A rise in investments in the infrastructure space is one of the first signs of a pickup in economic activity. But if CMIE's data is to be believed, the current situation is anything but positive. New projects registered a sharp decline of 65% in the quarter ended December 2015 as compared to preceding quarter.
The quantum of new project announcements was pegged at Rs 1.04 trillion in the December quarter. But mind you, these are just announcements. It needs to be seen whether these get converted into actual capital expenditure.
To add to the woes, there is no significant improvement in stalled project scenario. The quantum of stalled projects as a percentage of those under implementation remained at around 11.8%. Quantum of stalled projects has worsened as compared to the June quarter wherein the figure stood at 10.6%. Such projects have been stalled on account of various issues such as problems over land acquisition, lack of clearances, lack of funds and raw material supply problems. It is important to revive the stalled projects in order to free up the capital which can then be used applied for productive purpose. Further, it will provide the much needed relief to banks that have provided loans to such companies and projects.
Majority of stalled projects are in the manufacturing and power space. Both the sectors account for almost two-third of the stalled projects. Within the manufacturing space, 78% of the stalled projects are in the metals and metal products space. This is evident from the sharp decline in the prices of the metal, which have been on a downward spiral for over a year now.
The slowdown in the private capital expenditure can largely be attributed to high indebtedness and weak corporate balance sheets. Reportedly, the Mid-Year Economic Review released by the Finance Ministry shows that private capital expenditure contributed only 1% to gross domestic product (GDP) growth in April-September 2015, compared with an average 3.2% contribution in the 2004-11 period.

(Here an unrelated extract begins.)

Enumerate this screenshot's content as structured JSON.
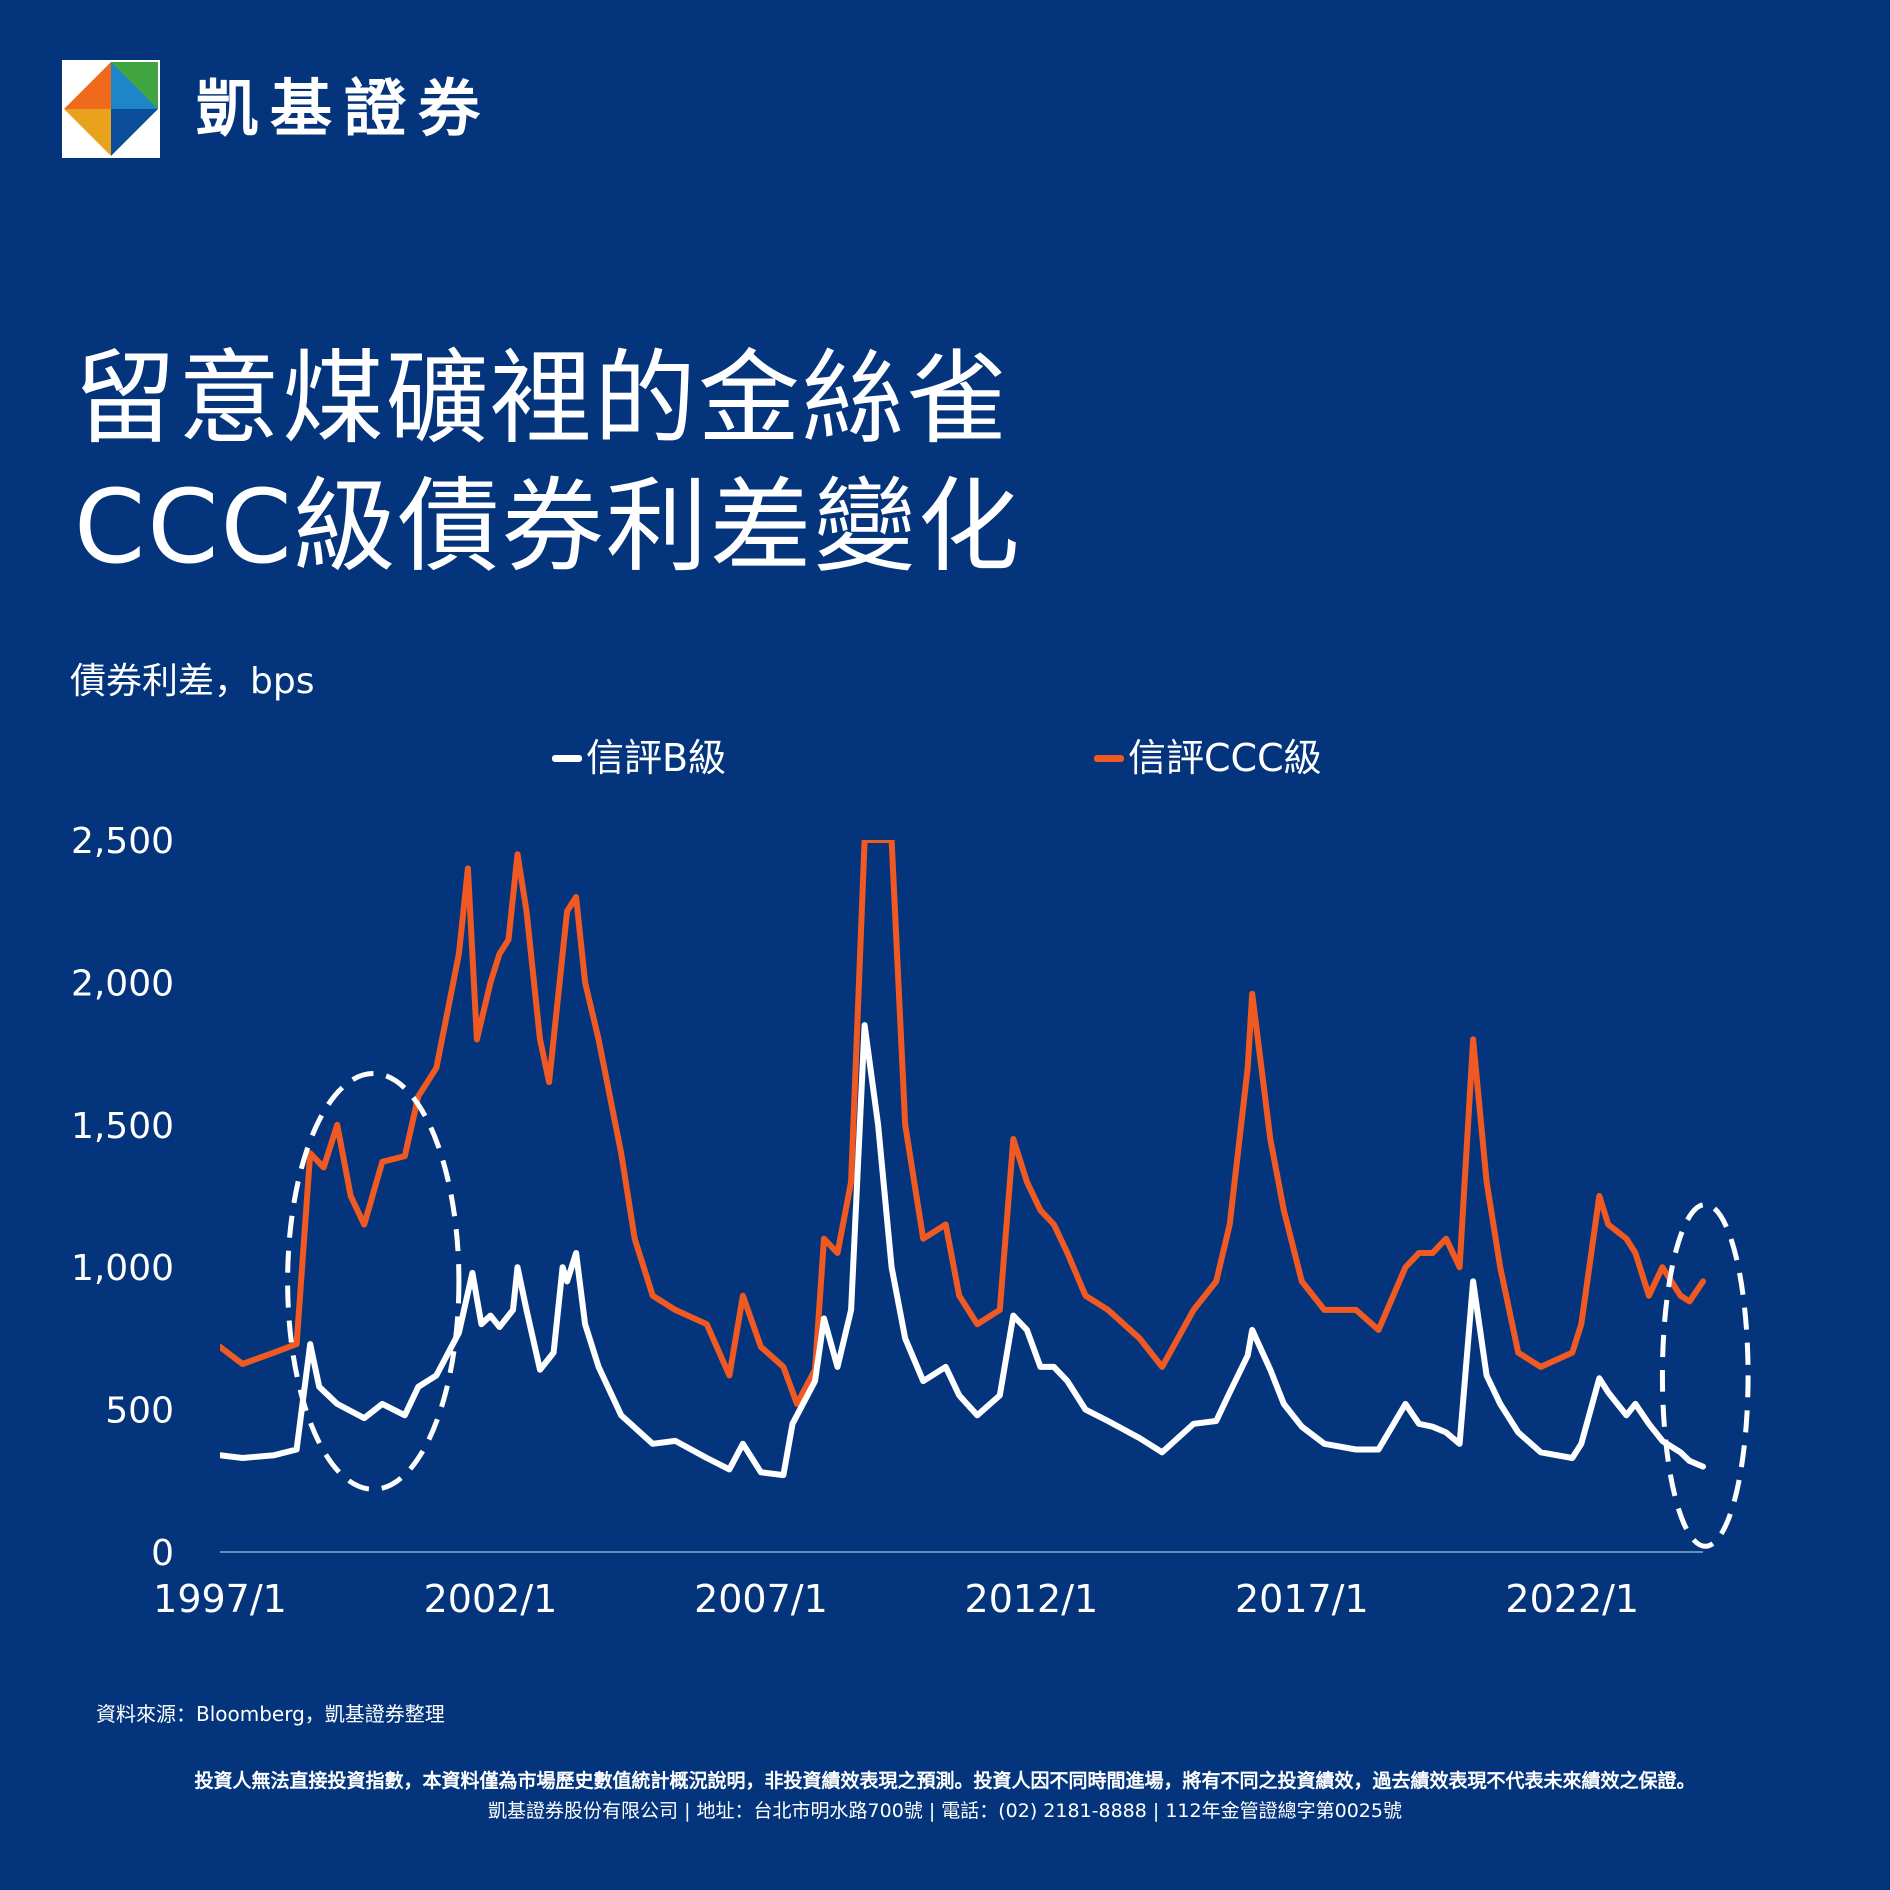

Considering the weak investments from the private sector space, the government will have to ramp up its spending on infrastructure activities. Nevertheless, with utilisation levels still far from being comfortable, it does seem that the expectations from the government and its impact on India's capex revival may be a little too stretched.
While it is true that one of the key factors that dominated the election campaign agenda was to give infrastructure a big push; however, the government has not been successful in doing so, so far.
The need of the hour is to strike the right balance and ensure that there are no more hurdles in ramping up infrastructure. This would be critical in ensuring a sustained high GDP growth for the country in the longer term.